Elle n'est ni un vice, ni une vertu, tant qu'elle n'entre point dans le domaine de la prudence ou de la bienveillance. C'est simplement un certain état des affections impliquant attachement à des objets particuliers. Or, cet attachement peut être ou nuisible ou bienfaisant.

Il est difficile qu'il soit indifférent : ce serait supposer des motifs et des conséquences de peines et de plaisirs, sans qu'il en résultât, de part ni d'autre, aucun excédant définitif; circonstance tellement rare dans le domaine de l'action humaine, qu'il est à peine nécessaire d'en tenir compte.
L'amitié peut être nuisible à l'objet aimant et à l'objet aimé; dans ce cas, c'est tout à la fois une infraction aux lois de la prudence et de la bienveillance.

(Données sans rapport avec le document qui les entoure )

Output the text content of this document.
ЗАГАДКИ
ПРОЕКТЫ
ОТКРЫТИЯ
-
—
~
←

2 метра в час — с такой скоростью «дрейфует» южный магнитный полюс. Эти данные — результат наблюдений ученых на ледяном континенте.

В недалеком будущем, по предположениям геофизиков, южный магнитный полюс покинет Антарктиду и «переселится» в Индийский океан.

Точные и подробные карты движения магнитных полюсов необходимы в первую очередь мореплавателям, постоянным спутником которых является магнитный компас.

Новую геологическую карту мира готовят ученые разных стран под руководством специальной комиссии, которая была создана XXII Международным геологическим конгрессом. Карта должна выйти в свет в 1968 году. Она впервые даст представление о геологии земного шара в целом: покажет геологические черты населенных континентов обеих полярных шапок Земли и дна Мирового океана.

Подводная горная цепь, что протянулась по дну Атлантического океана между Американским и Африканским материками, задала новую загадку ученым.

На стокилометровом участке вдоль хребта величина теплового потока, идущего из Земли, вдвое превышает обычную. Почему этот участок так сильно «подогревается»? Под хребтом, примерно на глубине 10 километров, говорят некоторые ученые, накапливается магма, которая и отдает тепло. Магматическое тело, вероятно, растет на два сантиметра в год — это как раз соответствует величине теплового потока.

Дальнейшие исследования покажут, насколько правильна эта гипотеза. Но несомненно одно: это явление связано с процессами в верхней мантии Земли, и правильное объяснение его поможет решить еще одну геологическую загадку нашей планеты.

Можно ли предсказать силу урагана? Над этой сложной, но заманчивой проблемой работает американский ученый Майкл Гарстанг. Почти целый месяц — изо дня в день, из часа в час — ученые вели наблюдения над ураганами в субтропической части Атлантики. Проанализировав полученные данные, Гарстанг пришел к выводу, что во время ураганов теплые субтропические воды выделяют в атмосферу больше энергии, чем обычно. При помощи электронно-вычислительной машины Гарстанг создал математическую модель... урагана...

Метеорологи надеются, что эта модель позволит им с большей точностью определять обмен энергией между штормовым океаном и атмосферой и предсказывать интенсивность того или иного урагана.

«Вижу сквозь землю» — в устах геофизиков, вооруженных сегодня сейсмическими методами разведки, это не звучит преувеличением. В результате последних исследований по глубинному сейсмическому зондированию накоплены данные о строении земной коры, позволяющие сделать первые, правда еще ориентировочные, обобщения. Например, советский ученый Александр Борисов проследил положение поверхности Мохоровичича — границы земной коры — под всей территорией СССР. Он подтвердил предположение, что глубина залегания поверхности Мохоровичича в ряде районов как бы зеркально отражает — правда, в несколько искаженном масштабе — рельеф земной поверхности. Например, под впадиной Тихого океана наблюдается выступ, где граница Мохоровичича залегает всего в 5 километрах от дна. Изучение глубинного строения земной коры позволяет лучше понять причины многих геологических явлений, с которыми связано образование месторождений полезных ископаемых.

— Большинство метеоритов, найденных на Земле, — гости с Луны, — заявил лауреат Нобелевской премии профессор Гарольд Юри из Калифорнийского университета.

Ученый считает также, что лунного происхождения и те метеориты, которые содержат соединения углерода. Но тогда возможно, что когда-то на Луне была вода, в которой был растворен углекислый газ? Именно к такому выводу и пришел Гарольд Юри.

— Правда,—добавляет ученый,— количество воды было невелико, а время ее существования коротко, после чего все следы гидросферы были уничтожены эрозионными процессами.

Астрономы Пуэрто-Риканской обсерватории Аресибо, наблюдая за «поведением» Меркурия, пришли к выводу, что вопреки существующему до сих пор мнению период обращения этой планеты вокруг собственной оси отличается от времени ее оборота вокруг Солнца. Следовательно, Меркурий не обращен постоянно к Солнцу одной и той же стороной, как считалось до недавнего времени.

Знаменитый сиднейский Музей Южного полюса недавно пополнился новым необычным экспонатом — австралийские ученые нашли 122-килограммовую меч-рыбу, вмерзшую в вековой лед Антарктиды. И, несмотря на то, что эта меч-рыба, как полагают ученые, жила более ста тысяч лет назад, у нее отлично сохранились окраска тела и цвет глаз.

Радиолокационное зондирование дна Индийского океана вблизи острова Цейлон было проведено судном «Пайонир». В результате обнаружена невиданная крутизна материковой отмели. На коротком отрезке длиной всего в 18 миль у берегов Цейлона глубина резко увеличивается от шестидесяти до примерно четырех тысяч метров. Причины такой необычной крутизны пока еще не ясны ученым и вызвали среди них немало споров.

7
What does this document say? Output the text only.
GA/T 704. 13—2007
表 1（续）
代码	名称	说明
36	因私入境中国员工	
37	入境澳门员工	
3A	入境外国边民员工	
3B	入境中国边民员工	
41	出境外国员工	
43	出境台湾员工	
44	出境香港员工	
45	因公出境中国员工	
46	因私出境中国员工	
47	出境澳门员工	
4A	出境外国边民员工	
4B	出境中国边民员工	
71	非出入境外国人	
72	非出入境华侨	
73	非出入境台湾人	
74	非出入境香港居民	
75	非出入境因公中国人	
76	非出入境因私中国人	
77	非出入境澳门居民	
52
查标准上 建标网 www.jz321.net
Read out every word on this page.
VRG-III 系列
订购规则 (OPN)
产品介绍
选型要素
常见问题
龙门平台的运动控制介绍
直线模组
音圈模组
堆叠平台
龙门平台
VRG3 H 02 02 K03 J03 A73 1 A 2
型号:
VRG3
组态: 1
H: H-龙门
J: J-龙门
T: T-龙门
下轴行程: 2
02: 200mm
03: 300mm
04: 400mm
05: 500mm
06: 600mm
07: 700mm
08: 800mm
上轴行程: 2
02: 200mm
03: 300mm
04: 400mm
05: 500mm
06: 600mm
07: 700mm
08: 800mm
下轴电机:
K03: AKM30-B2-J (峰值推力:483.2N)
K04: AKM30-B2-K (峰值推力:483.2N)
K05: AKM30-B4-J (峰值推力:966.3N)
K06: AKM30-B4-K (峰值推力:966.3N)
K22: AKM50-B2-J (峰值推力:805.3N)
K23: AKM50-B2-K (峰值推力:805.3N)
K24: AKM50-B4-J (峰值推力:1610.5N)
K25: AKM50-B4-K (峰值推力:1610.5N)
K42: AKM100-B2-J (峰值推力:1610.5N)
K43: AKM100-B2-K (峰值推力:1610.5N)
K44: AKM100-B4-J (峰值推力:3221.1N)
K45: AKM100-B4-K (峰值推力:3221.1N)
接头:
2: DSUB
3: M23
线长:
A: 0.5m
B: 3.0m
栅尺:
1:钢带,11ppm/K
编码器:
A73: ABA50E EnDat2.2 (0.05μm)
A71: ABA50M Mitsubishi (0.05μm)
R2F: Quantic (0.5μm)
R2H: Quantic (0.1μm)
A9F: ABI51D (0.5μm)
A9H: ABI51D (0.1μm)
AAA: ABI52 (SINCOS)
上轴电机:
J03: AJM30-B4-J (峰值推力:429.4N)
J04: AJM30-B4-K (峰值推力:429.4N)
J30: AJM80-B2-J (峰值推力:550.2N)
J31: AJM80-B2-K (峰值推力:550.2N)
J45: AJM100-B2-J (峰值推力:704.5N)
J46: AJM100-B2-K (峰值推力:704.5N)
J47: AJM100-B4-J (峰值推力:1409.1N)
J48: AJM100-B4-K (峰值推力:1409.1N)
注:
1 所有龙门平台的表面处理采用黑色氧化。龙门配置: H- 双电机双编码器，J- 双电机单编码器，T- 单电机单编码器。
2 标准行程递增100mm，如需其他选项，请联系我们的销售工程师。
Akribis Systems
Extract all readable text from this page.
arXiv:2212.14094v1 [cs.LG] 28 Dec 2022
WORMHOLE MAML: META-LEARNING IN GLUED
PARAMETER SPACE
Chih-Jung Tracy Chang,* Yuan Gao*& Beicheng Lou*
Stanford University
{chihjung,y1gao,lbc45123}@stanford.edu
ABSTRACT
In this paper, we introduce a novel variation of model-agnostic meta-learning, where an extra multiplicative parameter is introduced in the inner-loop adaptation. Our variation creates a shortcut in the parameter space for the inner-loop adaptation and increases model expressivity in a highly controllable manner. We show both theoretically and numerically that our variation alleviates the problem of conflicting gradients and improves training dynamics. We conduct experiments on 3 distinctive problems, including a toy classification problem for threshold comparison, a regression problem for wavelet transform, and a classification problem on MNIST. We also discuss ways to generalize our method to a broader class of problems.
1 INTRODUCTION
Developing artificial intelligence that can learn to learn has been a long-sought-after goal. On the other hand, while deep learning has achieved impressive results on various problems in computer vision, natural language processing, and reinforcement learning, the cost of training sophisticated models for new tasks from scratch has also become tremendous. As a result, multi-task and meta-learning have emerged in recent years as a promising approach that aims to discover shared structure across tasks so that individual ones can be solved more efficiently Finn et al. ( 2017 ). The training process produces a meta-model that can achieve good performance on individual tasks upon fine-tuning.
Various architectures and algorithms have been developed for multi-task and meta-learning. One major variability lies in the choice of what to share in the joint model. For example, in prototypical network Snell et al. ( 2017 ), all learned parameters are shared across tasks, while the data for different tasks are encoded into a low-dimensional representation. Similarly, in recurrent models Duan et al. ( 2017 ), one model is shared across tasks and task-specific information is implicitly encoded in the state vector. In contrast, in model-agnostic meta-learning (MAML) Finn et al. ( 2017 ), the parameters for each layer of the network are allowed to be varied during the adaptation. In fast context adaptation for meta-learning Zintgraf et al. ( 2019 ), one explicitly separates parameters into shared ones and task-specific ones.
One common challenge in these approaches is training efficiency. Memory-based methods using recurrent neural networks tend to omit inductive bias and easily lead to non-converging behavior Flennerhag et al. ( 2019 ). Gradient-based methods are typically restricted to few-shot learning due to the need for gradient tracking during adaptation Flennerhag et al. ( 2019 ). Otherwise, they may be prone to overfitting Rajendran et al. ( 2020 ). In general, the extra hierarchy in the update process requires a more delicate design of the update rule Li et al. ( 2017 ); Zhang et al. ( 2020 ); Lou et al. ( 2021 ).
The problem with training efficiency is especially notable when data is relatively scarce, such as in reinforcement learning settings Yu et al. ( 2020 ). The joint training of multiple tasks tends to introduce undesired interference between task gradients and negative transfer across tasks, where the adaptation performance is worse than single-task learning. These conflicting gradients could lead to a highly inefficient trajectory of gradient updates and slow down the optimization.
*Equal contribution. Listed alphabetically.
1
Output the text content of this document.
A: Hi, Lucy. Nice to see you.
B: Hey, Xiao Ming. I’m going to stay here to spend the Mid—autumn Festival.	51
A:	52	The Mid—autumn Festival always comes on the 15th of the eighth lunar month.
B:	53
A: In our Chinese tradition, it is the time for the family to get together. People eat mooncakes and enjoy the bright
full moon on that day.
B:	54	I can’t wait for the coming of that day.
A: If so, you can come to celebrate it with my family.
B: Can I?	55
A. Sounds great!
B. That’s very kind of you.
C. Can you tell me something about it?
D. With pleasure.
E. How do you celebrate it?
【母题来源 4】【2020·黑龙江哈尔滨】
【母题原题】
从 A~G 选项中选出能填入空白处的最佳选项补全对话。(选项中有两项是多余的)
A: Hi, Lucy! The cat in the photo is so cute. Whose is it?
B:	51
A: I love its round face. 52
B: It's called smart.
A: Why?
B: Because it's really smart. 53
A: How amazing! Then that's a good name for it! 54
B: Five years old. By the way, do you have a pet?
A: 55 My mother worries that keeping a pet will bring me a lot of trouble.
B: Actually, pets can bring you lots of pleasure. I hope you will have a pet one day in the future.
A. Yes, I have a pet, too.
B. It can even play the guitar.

Elle peut être pernicieuse à celui qui aime, et, alors, son exercice est interdit par la prudence. Sans être pernicieuse à celui qui aime, elle peut l'être à la personne aimée; dans ce cas, elle est malfaisante. De même, lorsque les plaisirs de l'un des deux sont plus que contre-balancés par les peines de l'autre, il y a une perte nette de bonheur, et par conséquent de vertu.

Quand l'amitié est une source d'avantages mutuels, il y a exercice de prudence et de bienveillance, jusqu'à concurrence de ces avantages mutuels, en supposant toujours que les conséquences des paroles ou des actes qui sont la source de ces avantages, ne s'étendent pas au-delà des individus en question; car quel que soit le résultat de bonheur que cette amitié leur procure, elle ne sera pas vertueuse, si elle détruit dans autrui plus de bonheur qu'elle ne leur en confère à eux-mêmes.